How to Transfer Property Out of Trust for Beneficiary Deed
Question: My mother is the trustee of her revocable living trust (“RLT”), and I am the sole beneficiary. The only asset in the RLT is my mother’s Sun City home. My mother wants to execute a beneficiary deed to me for her home which will not be effective until her death. Can my mother, as the trustee of her RLT, execute a beneficiary deed to me? Or does my mother, as the trustee of her RLT, first have to deed the home to herself individually, and then execute a beneficiary deed to me for the home?
Answer: The Arizona Court of Appeals recently ruled that a beneficiary deed is only effective upon the death of a “natural person” who was an owner of the real property. In re Estate of Ganoni, 238 Ariz. 144. Therefore, your mother’s home owned by her RLT cannot be transferred to you by beneficiary deed. Your mother, as trustee of her RLT, must first deed the home to herself individually, and then execute a beneficiary deed to you. The recording of this beneficiary deed, if not revoked by your mother in her lifetime, will automatically transfer the home to you upon your mother’s death.
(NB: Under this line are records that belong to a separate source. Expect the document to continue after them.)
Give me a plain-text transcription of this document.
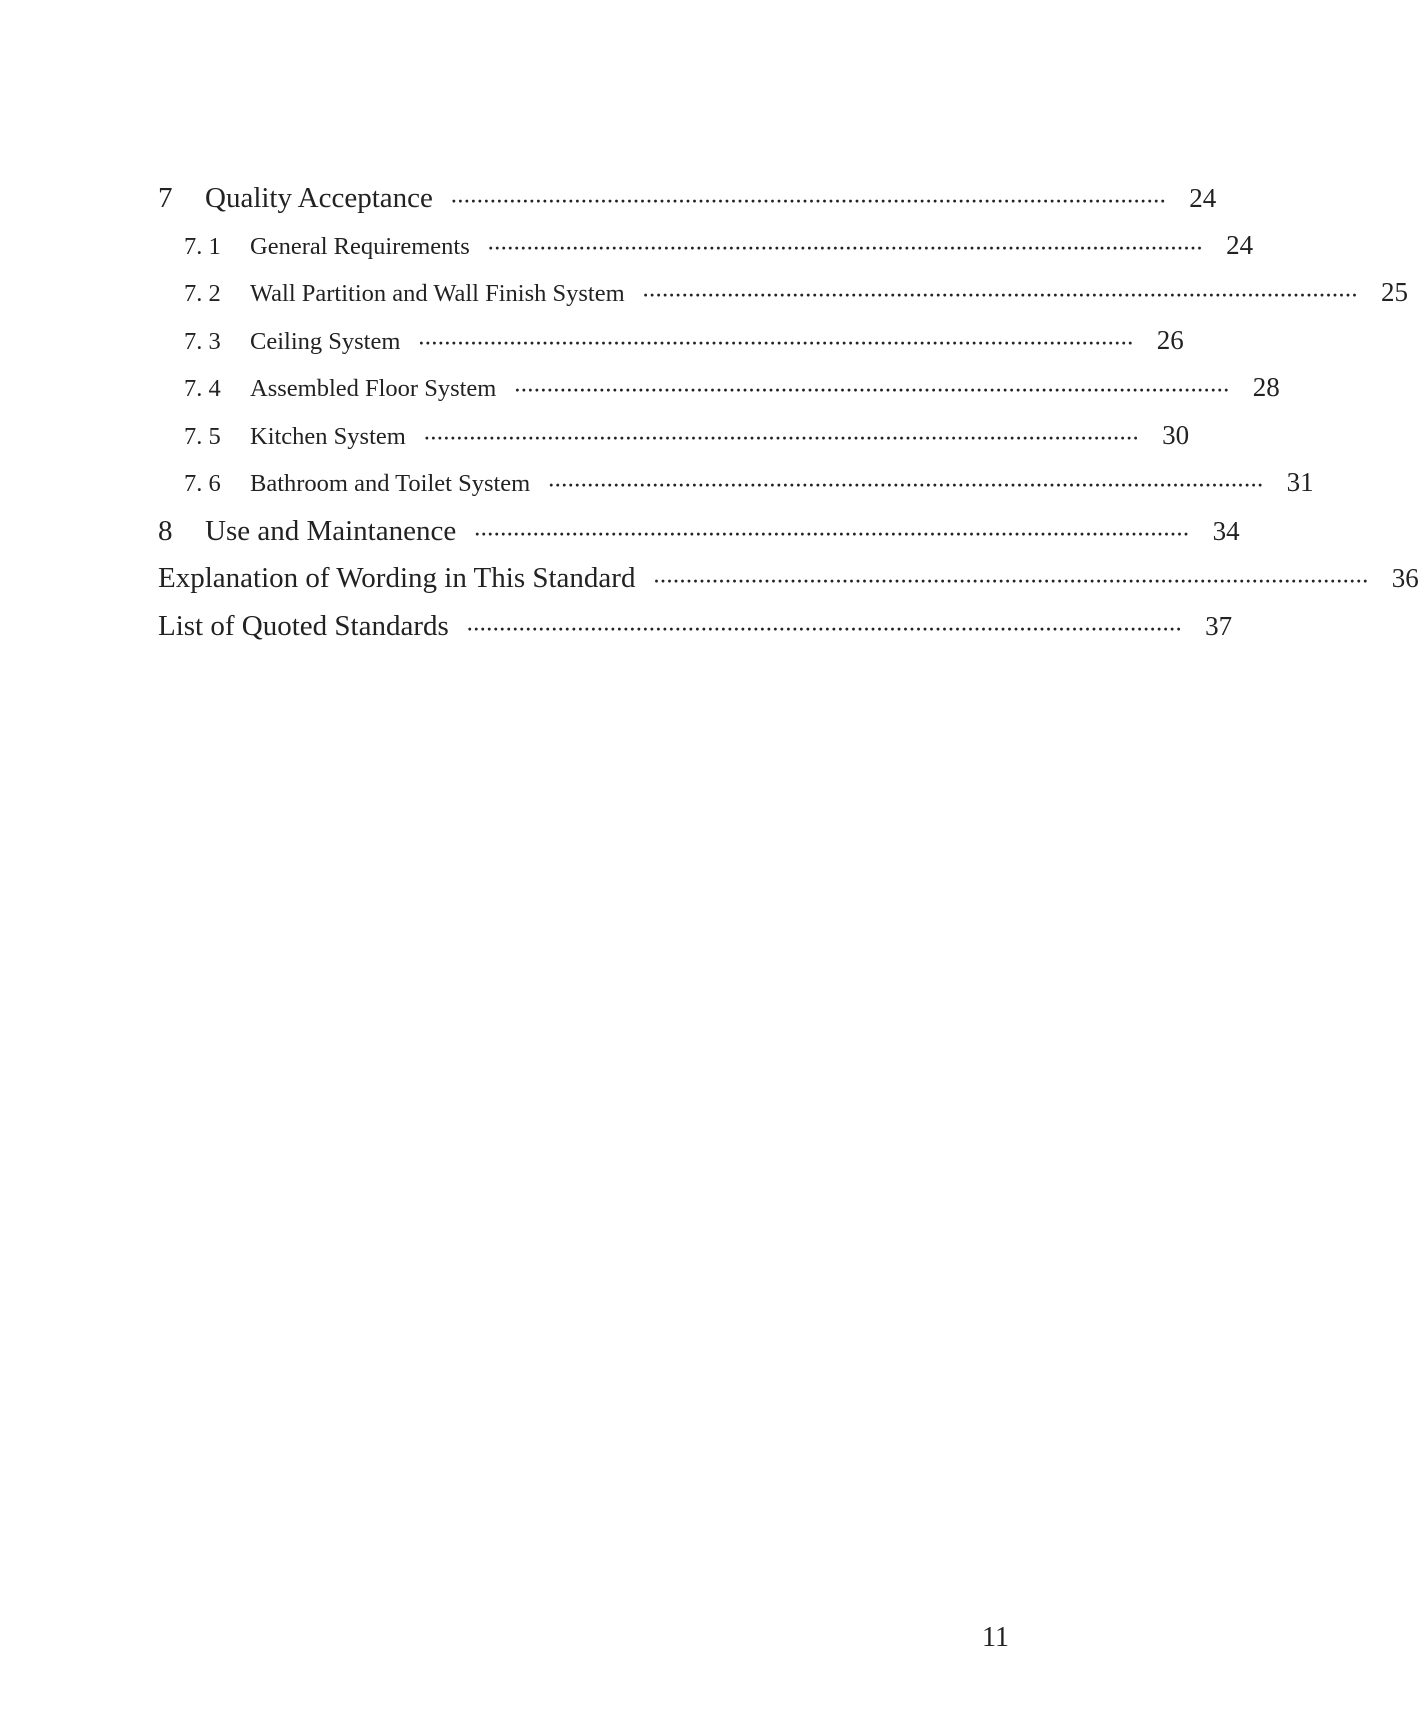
7	Quality Acceptance	·············································································································· 24
7. 1	General Requirements	·············································································································· 24
7. 2	Wall Partition and Wall Finish System	·············································································································· 25
7. 3	Ceiling System	·············································································································· 26
7. 4	Assembled Floor System	·············································································································· 28
7. 5	Kitchen System	·············································································································· 30
7. 6	Bathroom and Toilet System	·············································································································· 31
8	Use and Maintanence	·············································································································· 34
Explanation of Wording in This Standard	·············································································································· 36
List of Quoted Standards	·············································································································· 37
11
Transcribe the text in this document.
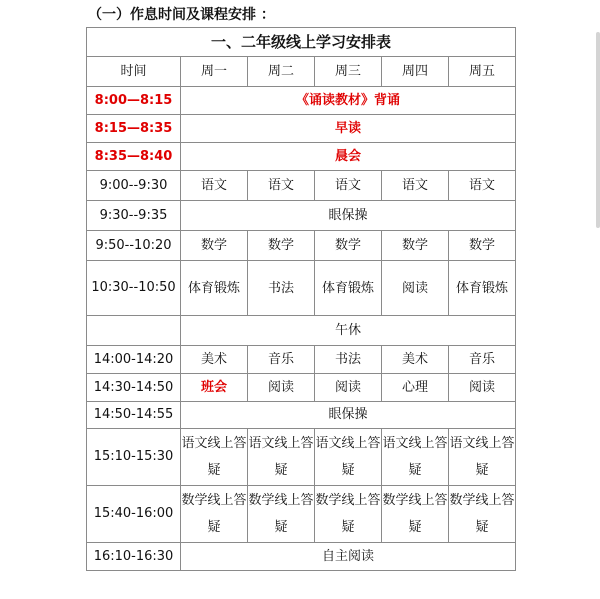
（一）作息时间及课程安排 ：
一、二年级线上学习安排表					
时间	周一	周二	周三	周四	周五
8:00—8:15	《诵读教材》背诵				
8:15—8:35	早读				
8:35—8:40	晨会				
9:00--9:30	语文	语文	语文	语文	语文
9:30--9:35	眼保操				
9:50--10:20	数学	数学	数学	数学	数学
10:30--10:50	体育锻炼	书法	体育锻炼	阅读	体育锻炼
	午休				
14:00-14:20	美术	音乐	书法	美术	音乐
14:30-14:50	班会	阅读	阅读	心理	阅读
14:50-14:55	眼保操				
15:10-15:30	语文线上答疑	语文线上答疑	语文线上答疑	语文线上答疑	语文线上答疑
15:40-16:00	数学线上答疑	数学线上答疑	数学线上答疑	数学线上答疑	数学线上答疑
16:10-16:30	自主阅读				
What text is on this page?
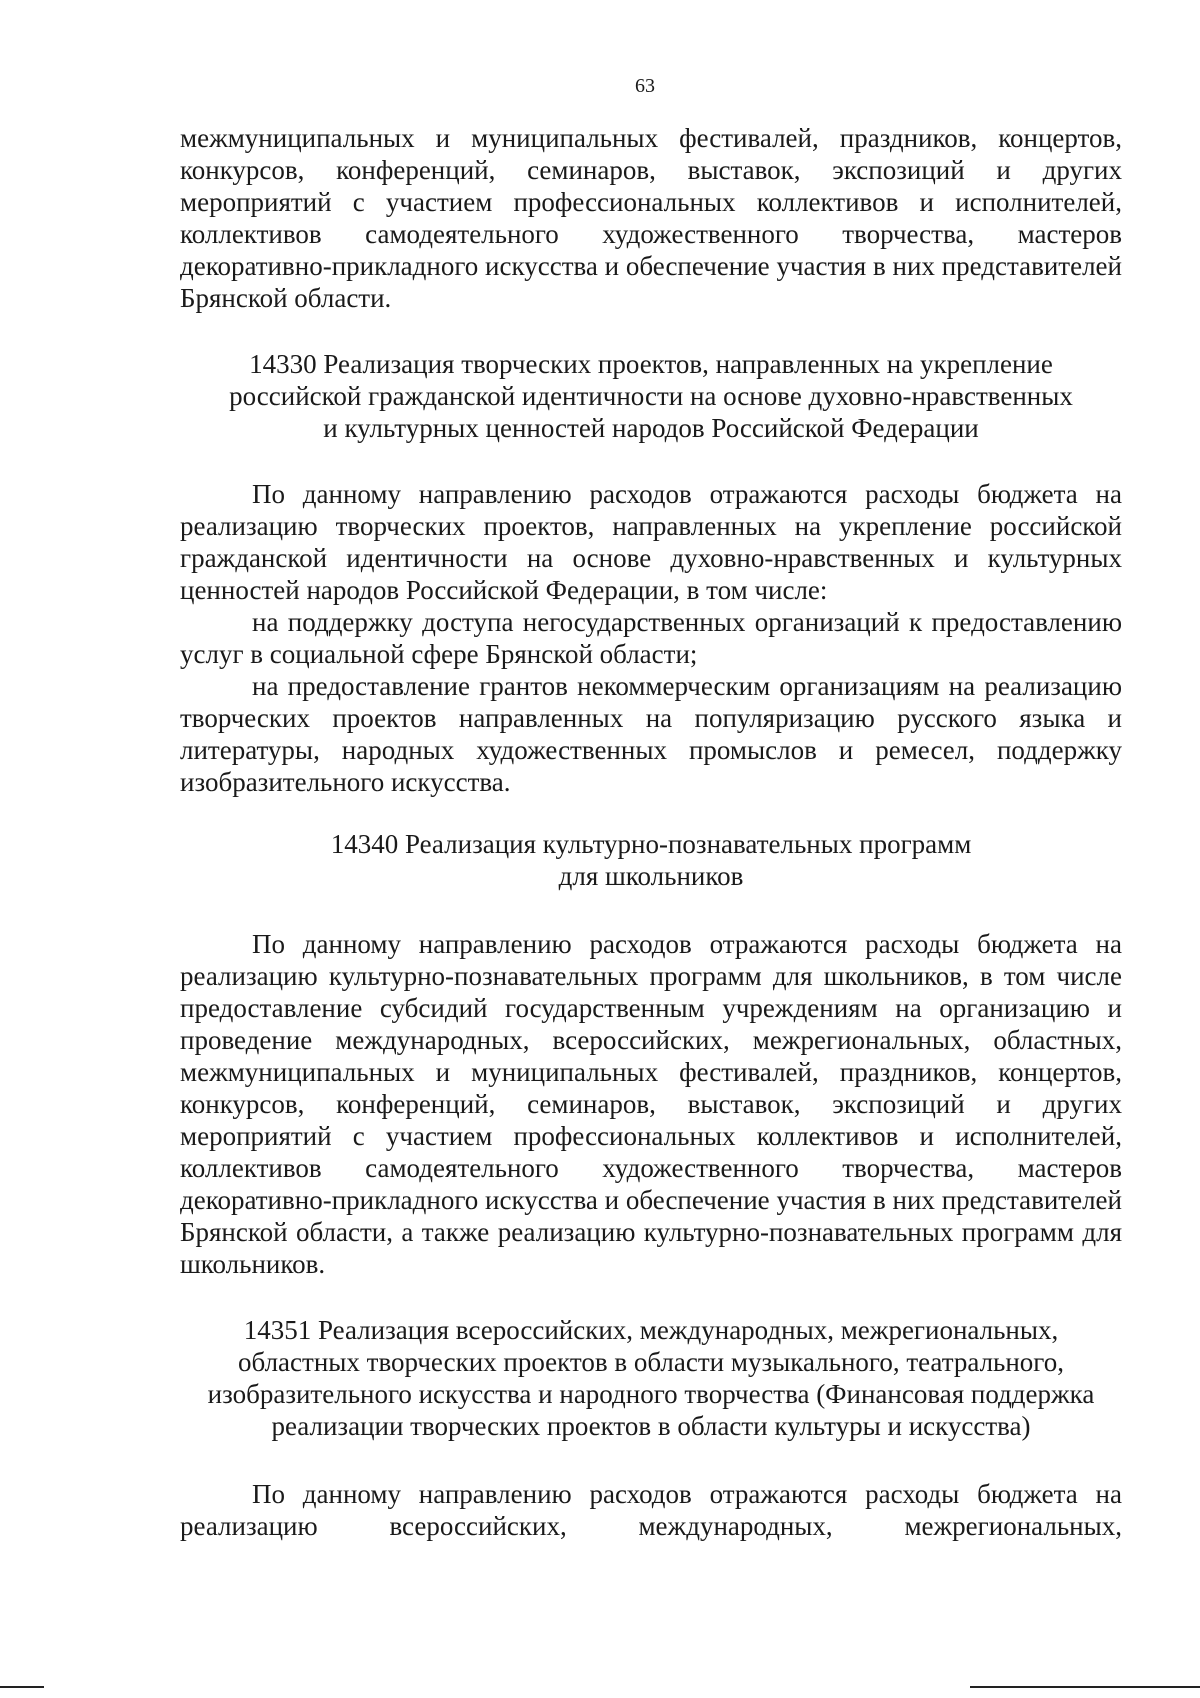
63

межмуниципальных и муниципальных фестивалей, праздников, концертов, конкурсов, конференций, семинаров, выставок, экспозиций и других мероприятий с участием профессиональных коллективов и исполнителей, коллективов самодеятельного художественного творчества, мастеров декоративно-прикладного искусства и обеспечение участия в них представителей Брянской области.

14330 Реализация творческих проектов, направленных на укрепление
российской гражданской идентичности на основе духовно-нравственных
и культурных ценностей народов Российской Федерации

По данному направлению расходов отражаются расходы бюджета на реализацию творческих проектов, направленных на укрепление российской гражданской идентичности на основе духовно-нравственных и культурных ценностей народов Российской Федерации, в том числе:

на поддержку доступа негосударственных организаций к предоставлению услуг в социальной сфере Брянской области;

на предоставление грантов некоммерческим организациям на реализацию творческих проектов направленных на популяризацию русского языка и литературы, народных художественных промыслов и ремесел, поддержку изобразительного искусства.

14340 Реализация культурно-познавательных программ
для школьников

По данному направлению расходов отражаются расходы бюджета на реализацию культурно-познавательных программ для школьников, в том числе предоставление субсидий государственным учреждениям на организацию и проведение международных, всероссийских, межрегиональных, областных, межмуниципальных и муниципальных фестивалей, праздников, концертов, конкурсов, конференций, семинаров, выставок, экспозиций и других мероприятий с участием профессиональных коллективов и исполнителей, коллективов самодеятельного художественного творчества, мастеров декоративно-прикладного искусства и обеспечение участия в них представителей Брянской области, а также реализацию культурно-познавательных программ для школьников.

14351 Реализация всероссийских, международных, межрегиональных,
областных творческих проектов в области музыкального, театрального,
изобразительного искусства и народного творчества (Финансовая поддержка
реализации творческих проектов в области культуры и искусства)

По данному направлению расходов отражаются расходы бюджета на реализацию всероссийских, международных, межрегиональных,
Note: A beneficiary deed allows a natural person to transfer real property to a family member or other person effective upon his or her death. Beneficiary deeds have the substantial advantage of avoiding probate, and are very popular for simple, inexpensive estate planning. A.R.S. § 33-405 is the statute authorizing beneficiary deeds of real property, and has a simple form of a beneficiary deed. Beneficiary deeds can be improperly used, however, and may have implications on taxes and title in complicated situations.